The show continues its fully staged world premiere run until 16 April
Stephen Sondheim famously opined that musical comedies aren't written, they're rewritten. This might explain then why But I'm A Cheerleader, which its NYC-based creators Bill Augustin and Andrew Abrams have been working on for over a decade, is in such terrific shape as it premieres here.
Based on a cult 2000 comedy film, this is a musical that plays by well-defined rules – an opening number that sets up the whole situation with clarity and wit…relatable characters…intelligent storytelling…an act one finale that sends audiences out on a high…authentic show-stopping numbers…heck, like Oklahoma!, it even has a dream ballet – but makes them feel fresh and vital. If it's immediately reminiscent of other teen-centric musicals, it is rather more sophisticated in intent and execution.
That is inevitable perhaps given that this neon-etched, candy-coloured poppet of a show is actually dealing with the repellent practice of gay conversion therapy. One suspects that Sondheim would have approved of employing a full-on arsenal of feel-good musical theatre tropes to tell a fundamentally sinister story. In all honesty, the sinister could still afford to be amped up a bit at the expense of the cute bouncy stuff.
Picture-perfect cheerleader Megan (sublime Alice Croft) gets shopped by her popular pals to her deeply conventional parents for having Victoria's Secret catalogue pages cellotaped inside her gym locker and for being impervious to the advances of her dumb jock boyfriend. She's shipped off to a conversion camp presided over by a horrific (but hugely entertaining…for us) glamazon Mary Brown (Tiffany Graves, camp as Christmas but probably more enjoyable, like Annie's Miss Hannigan with a stylist) who's unable to cope with the fact that her husband turned out to be gay and her beloved son is clearly going the same way. She gets a sassy second act number about domestic cleaning that feels like a Kander and Ebb classic…Augustin and Abrams really know what they're doing, and Graves is stunningly good.

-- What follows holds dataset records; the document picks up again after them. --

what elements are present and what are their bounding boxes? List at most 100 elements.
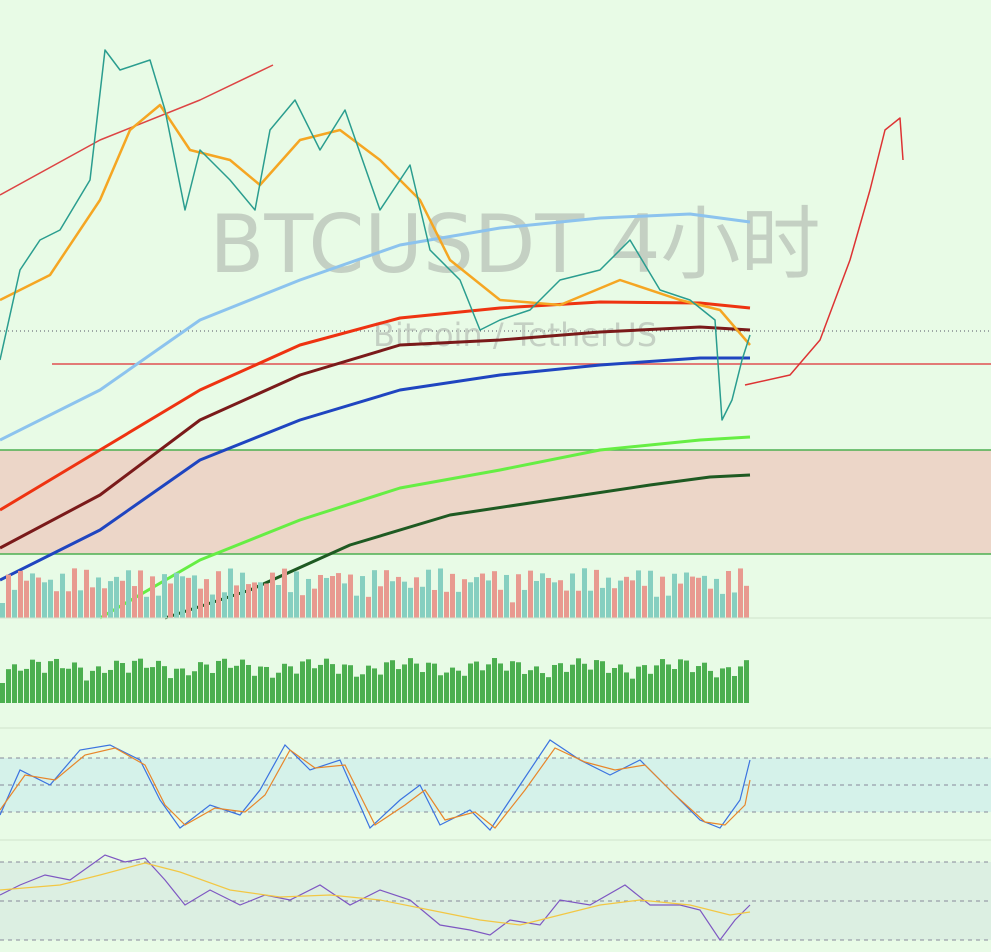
macd-bar — [252, 675, 257, 703]
macd-bar — [456, 670, 461, 703]
macd-bar — [462, 675, 467, 703]
ma-red — [0, 300, 751, 512]
volume-bar — [294, 571, 299, 618]
volume-bar — [66, 591, 71, 618]
macd-bar — [510, 661, 515, 703]
volume-bar — [306, 578, 311, 618]
volume-bar — [522, 589, 527, 618]
macd-bar — [636, 666, 641, 703]
macd-bar — [612, 668, 617, 703]
macd-bar — [360, 674, 365, 703]
volume-bar — [18, 570, 23, 618]
volume-bar — [540, 573, 545, 618]
ma-light-green — [99, 435, 751, 620]
macd-bar — [114, 660, 119, 703]
macd-bar — [492, 658, 497, 703]
ma-light-blue — [0, 212, 751, 442]
volume-bar — [198, 588, 203, 618]
macd-bars — [0, 658, 749, 703]
volume-bar — [252, 582, 257, 618]
volume-bar — [582, 568, 587, 618]
macd-bar — [276, 672, 281, 703]
volume-bar — [504, 574, 509, 618]
volume-bar — [684, 572, 689, 618]
volume-bar — [162, 574, 167, 618]
volume-bar — [702, 575, 707, 618]
macd-bar — [24, 668, 29, 703]
macd-bar — [450, 667, 455, 703]
volume-bar — [576, 590, 581, 618]
volume-bar — [486, 580, 491, 618]
macd-bar — [660, 659, 665, 703]
macd-bar — [354, 676, 359, 703]
volume-bar — [372, 570, 377, 618]
volume-bar — [192, 575, 197, 618]
macd-bar — [624, 672, 629, 703]
macd-bar — [426, 662, 431, 703]
stoch-d — [0, 747, 751, 829]
macd-bar — [372, 668, 377, 703]
macd-bar — [570, 664, 575, 703]
volume-bar — [708, 588, 713, 618]
macd-bar — [708, 670, 713, 703]
macd-bar — [552, 664, 557, 703]
macd-bar — [516, 662, 521, 703]
macd-bar — [390, 660, 395, 703]
macd-bar — [282, 663, 287, 703]
volume-bar — [432, 589, 437, 618]
ma-dark-red — [0, 325, 751, 550]
volume-bar — [354, 595, 359, 618]
macd-bar — [60, 668, 65, 703]
macd-bar — [588, 669, 593, 703]
volume-bar — [246, 584, 251, 618]
macd-bar — [714, 677, 719, 703]
volume-bar — [300, 595, 305, 618]
volume-bar — [114, 576, 119, 618]
macd-bar — [480, 670, 485, 703]
macd-bar — [648, 673, 653, 703]
macd-bar — [234, 665, 239, 703]
volume-bar — [180, 576, 185, 618]
macd-bar — [522, 673, 527, 703]
macd-bar — [654, 665, 659, 703]
macd-bar — [318, 664, 323, 703]
volume-bar — [30, 573, 35, 618]
volume-bar — [12, 589, 17, 618]
volume-bar — [630, 580, 635, 618]
macd-bar — [630, 678, 635, 703]
volume-bar — [672, 573, 677, 618]
volume-bar — [498, 589, 503, 618]
macd-bar — [264, 666, 269, 703]
volume-bar — [336, 573, 341, 618]
volume-bar — [312, 588, 317, 618]
macd-bar — [672, 669, 677, 703]
macd-bar — [414, 663, 419, 703]
macd-bar — [78, 667, 83, 703]
volume-bar — [534, 580, 539, 618]
macd-bar — [186, 675, 191, 703]
macd-bar — [540, 673, 545, 703]
macd-bar — [408, 658, 413, 703]
volume-bar — [276, 585, 281, 618]
macd-bar — [696, 666, 701, 703]
volume-bar — [390, 581, 395, 618]
volume-bar — [612, 588, 617, 618]
macd-bar — [198, 662, 203, 703]
volume-bar — [138, 570, 143, 618]
moving-averages — [0, 49, 904, 620]
macd-bar — [258, 666, 263, 703]
macd-bar — [132, 660, 137, 703]
macd-bar — [42, 672, 47, 703]
price-path — [0, 49, 751, 421]
macd-bar — [486, 664, 491, 703]
macd-bar — [564, 671, 569, 703]
volume-bar — [564, 590, 569, 618]
volume-bar — [318, 574, 323, 618]
macd-bar — [144, 667, 149, 703]
volume-bar — [492, 571, 497, 618]
macd-bar — [204, 664, 209, 703]
macd-bar — [606, 672, 611, 703]
upper-band — [0, 64, 274, 196]
macd-bar — [546, 677, 551, 703]
volume-bar — [150, 576, 155, 618]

One of the marvels of Tania Azevedo's production is how the boppy teen musical clichés of Heathers, Legally Blonde et al are given full rein but then subside into something nastier (cue a troubling "family therapy" scene where we see the youthful defiance of the kids torn down by their prejudiced parents), yet still come out on the other side as sweet, inclusive and uplifting. Nuance and subtlety may get slightly compromised but the sheer good-heartedness and ‘eff you' energy are hard to resist.
The score is gospel-heavy (not inappropriate given the evangelical inclinations of the would-be converters), leaning into soft rock and pop at times. If not particularly original, it is consistently engaging and makes you immediately want to hear most of the songs again. The lyrics are efficient at worst and winningly crude at best (rhyming "wrong" with "dong" is terribly basic but it works joyously well in context). When this show gets its inevitable West End transfer, cast album and cult following, this will be a very popular album on Spotify.
If the plot is tied up a little too hurriedly in the second half, the belly laughs, full-throttle performances and roof-raising numbers go a long way towards compensating. It's rather lovely, for a couple of hours, to be in a world where all life's problems are solved by the addition of pom-poms, a cheerleader's skirt and a same-sex kiss.
Azevedo's production is brilliantly staged, making a witty virtue of the fact that several performers play multiple roles (Jodie Steele's quick changes from hard-faced cheerleading dynamo to sweet Aussie camp inmate are particularly amusing) while also using the Turbine's tiny stage to maximum effect. Choreographer Alexzandra Sarmiento's work is fabulous throughout – angular, dynamic, character-driven.
And those characters are vivid: Evie Rose Lane's sexy, grungy, vocally thrilling love interest, Lemuel Knights as a hilariously inappropriate convert whose interest in Mary's muscular son (Edward Chitticks, fabulous) is far from conventionally Christian, Aaron Teoh as a timid inmate who suddenly discovers his roar in a clever, beautifully delivered ballad that really ups the emotional ante… this is a gallery of funny, outrageous people who are simultaneously cartoon creations but palpably human. This is typified nowhere better than in the performances of Jodie Jacobs and Oliver Brooks who manage to be simultaneously hilarious yet authentically touching as Megan's bewildered parents and also the marvellous gay couple who liberate her.
This is a rollicking good time, but it has a serious heart and a keen wit. It's bubblegum with razor blades. Utterly irresistible.